The creative team led by executive creative director, Glynn Venter, developed four detailed ads reminiscent of the ‘Where in the World is Wally?' series but which, because of the creative treatment that combined photography with illustrations, provide ad ‘virtual' feel.
Each appealed to the different target markets addressed by three different magazine groups - Car
, Garden & Home
/House & Leisure
, and Sarie
- and the Sunday Times
and each was the reproduced as a dust cover in the case of the magazines and as a wrap for the Sunday Times
, on the recommendation of Vizeum, Santam's media planning and buying partner.
While the text and illustrations worked in tandem to separate short-term insurance fact from fiction, the fact that a dust cover is typically used to protect a valuable printed book reinforced Santam's aim of protecting its clients' assets and valuables.
“We had a number of objectives to achieve with this campaign,” said Venter. “Not only did we want to encourage people to start thinking about their insurance and what their policy offers them, we wanted to educate them in a novel and interactive way while building awareness for the fact that insurance is involved in almost everything we do on a daily basis.
“So, in the Home & Garden
execution for example, we show a group of people having fun in the garden but draw attention to the red car parked in the drive-way, the dog carrying the house keys in its mouth about to drop them in the swimming pool, the washing on the line, and so on. The text then provides an interesting fact about red cars and insurance, the fact that Santam policies cover keys and remotes up to R2 500, and that any washing stolen from the line is also covered.

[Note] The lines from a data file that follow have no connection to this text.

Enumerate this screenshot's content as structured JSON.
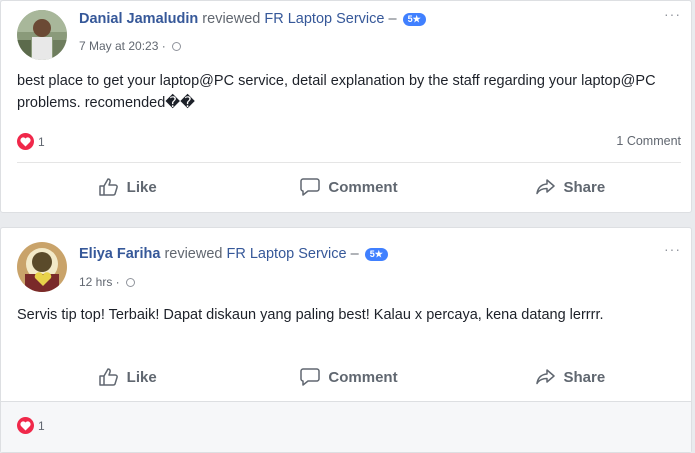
{
  "posts": [
    {
      "author": "Danial Jamaludin",
      "verb": "reviewed",
      "page": "FR Laptop Service",
      "dash": "–",
      "rating": "5★",
      "time": "7 May at 20:23 ·",
      "text": "best place to get your laptop@PC service, detail explanation by the staff regarding your laptop@PC problems. recomended��",
      "reaction_count": "1",
      "comment_count": "1 Comment",
      "actions": {
        "like": "Like",
        "comment": "Comment",
        "share": "Share"
      }
    },
    {
      "author": "Eliya Fariha",
      "verb": "reviewed",
      "page": "FR Laptop Service",
      "dash": "–",
      "rating": "5★",
      "time": "12 hrs ·",
      "text": "Servis tip top! Terbaik! Dapat diskaun yang paling best! Kalau x percaya, kena datang lerrrr.",
      "reaction_count": "1",
      "actions": {
        "like": "Like",
        "comment": "Comment",
        "share": "Share"
      }
    }
  ],
  "more_glyph": "···",
  "icons": [
    "like-icon",
    "comment-icon",
    "share-icon",
    "globe-icon",
    "heart-icon",
    "more-icon"
  ]
}
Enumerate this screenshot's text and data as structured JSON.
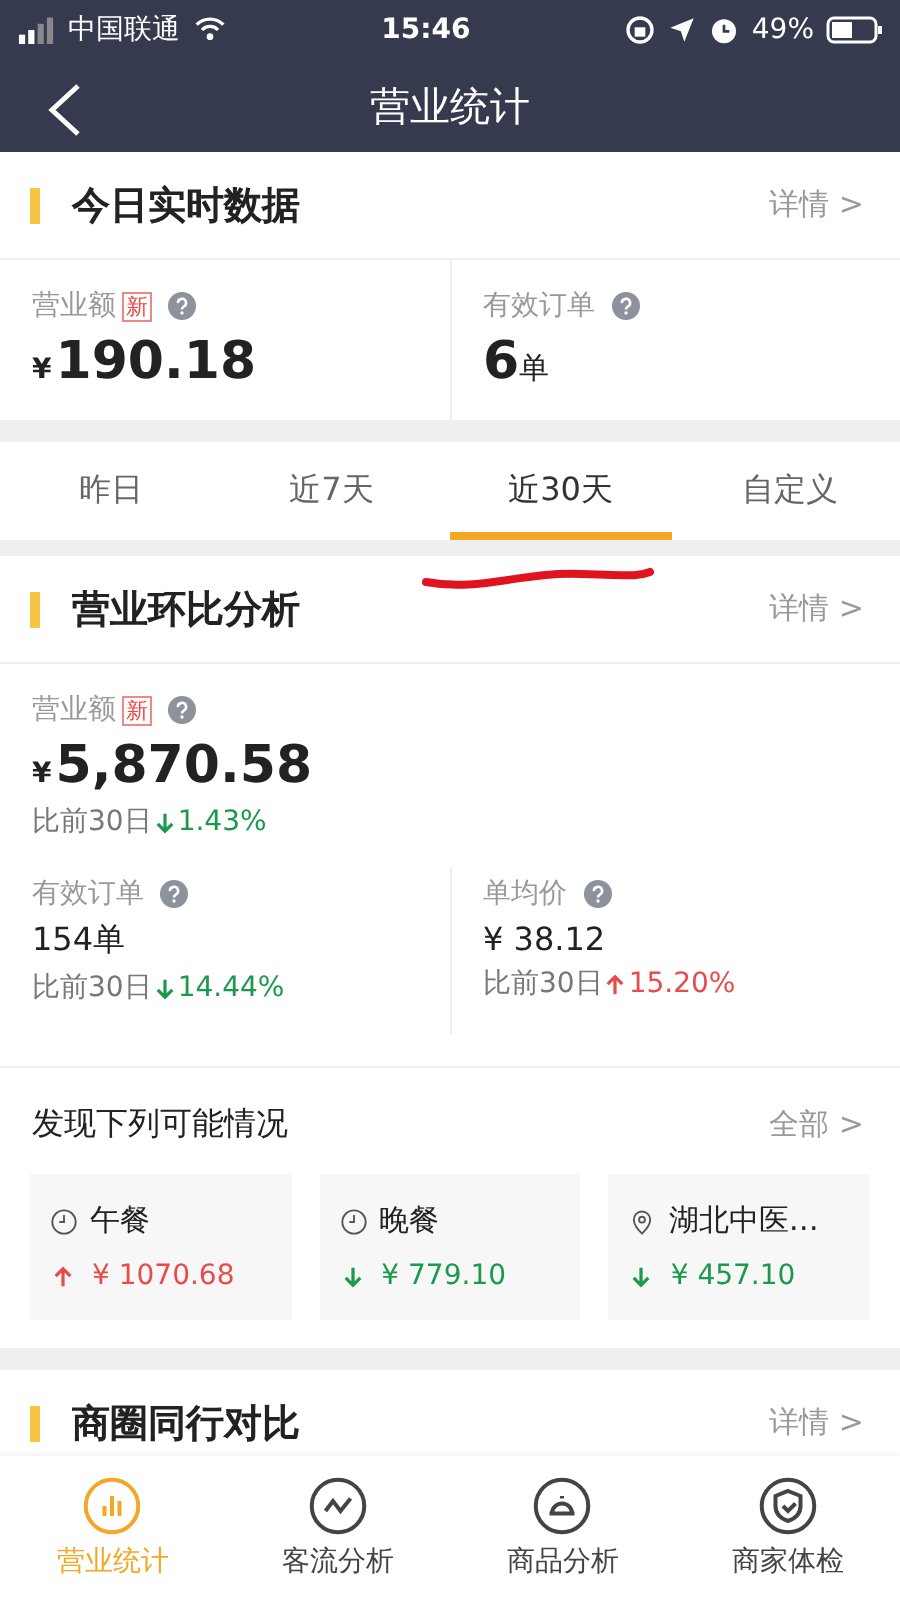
{
  "status_bar": {
    "carrier": "中国联通",
    "time": "15:46",
    "battery": "49%"
  },
  "nav": {
    "title": "营业统计"
  },
  "today": {
    "title": "今日实时数据",
    "link": "详情 >",
    "metrics": [
      {
        "label": "营业额",
        "badge": "新",
        "currency": "¥",
        "value": "190.18"
      },
      {
        "label": "有效订单",
        "value": "6",
        "unit": "单"
      }
    ]
  },
  "tabs": [
    {
      "label": "昨日",
      "selected": false
    },
    {
      "label": "近7天",
      "selected": false
    },
    {
      "label": "近30天",
      "selected": true
    },
    {
      "label": "自定义",
      "selected": false
    }
  ],
  "analysis": {
    "title": "营业环比分析",
    "link": "详情 >",
    "main": {
      "label": "营业额",
      "badge": "新",
      "currency": "¥",
      "value": "5,870.58",
      "compare": "比前30日",
      "increase": false,
      "change": "1.43%"
    },
    "metrics": [
      {
        "label": "有效订单",
        "value": "154单",
        "compare": "比前30日",
        "increase": false,
        "change": "14.44%"
      },
      {
        "label": "单均价",
        "value": "¥ 38.12",
        "compare": "比前30日",
        "increase": true,
        "change": "15.20%"
      }
    ]
  },
  "findings": {
    "title": "发现下列可能情况",
    "link": "全部 >",
    "cards": [
      {
        "kind": "time",
        "label": "午餐",
        "increase": true,
        "amount": "¥ 1070.68"
      },
      {
        "kind": "time",
        "label": "晚餐",
        "increase": false,
        "amount": "¥ 779.10"
      },
      {
        "kind": "place",
        "label": "湖北中医…",
        "increase": false,
        "amount": "¥ 457.10"
      }
    ]
  },
  "next_section": {
    "title": "商圈同行对比",
    "link": "详情 >"
  },
  "bottom_tabs": [
    {
      "kind": "chart",
      "label": "营业统计",
      "selected": true
    },
    {
      "kind": "trend",
      "label": "客流分析",
      "selected": false
    },
    {
      "kind": "dish",
      "label": "商品分析",
      "selected": false
    },
    {
      "kind": "shield",
      "label": "商家体检",
      "selected": false
    }
  ]
}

“We also incorporated a broker visual and broker fact into every execution because we wanted to support the Santam broker network. Finally, we chose to illustrate the ads in a style which created ‘virtual' Santam world. The rationale for doing so was two-fold: that it would engage with the consumer as opposed to simply presenting an ad in the magazine, and that it would give the campaign ‘legs' or continuity if we were to take it into other media.”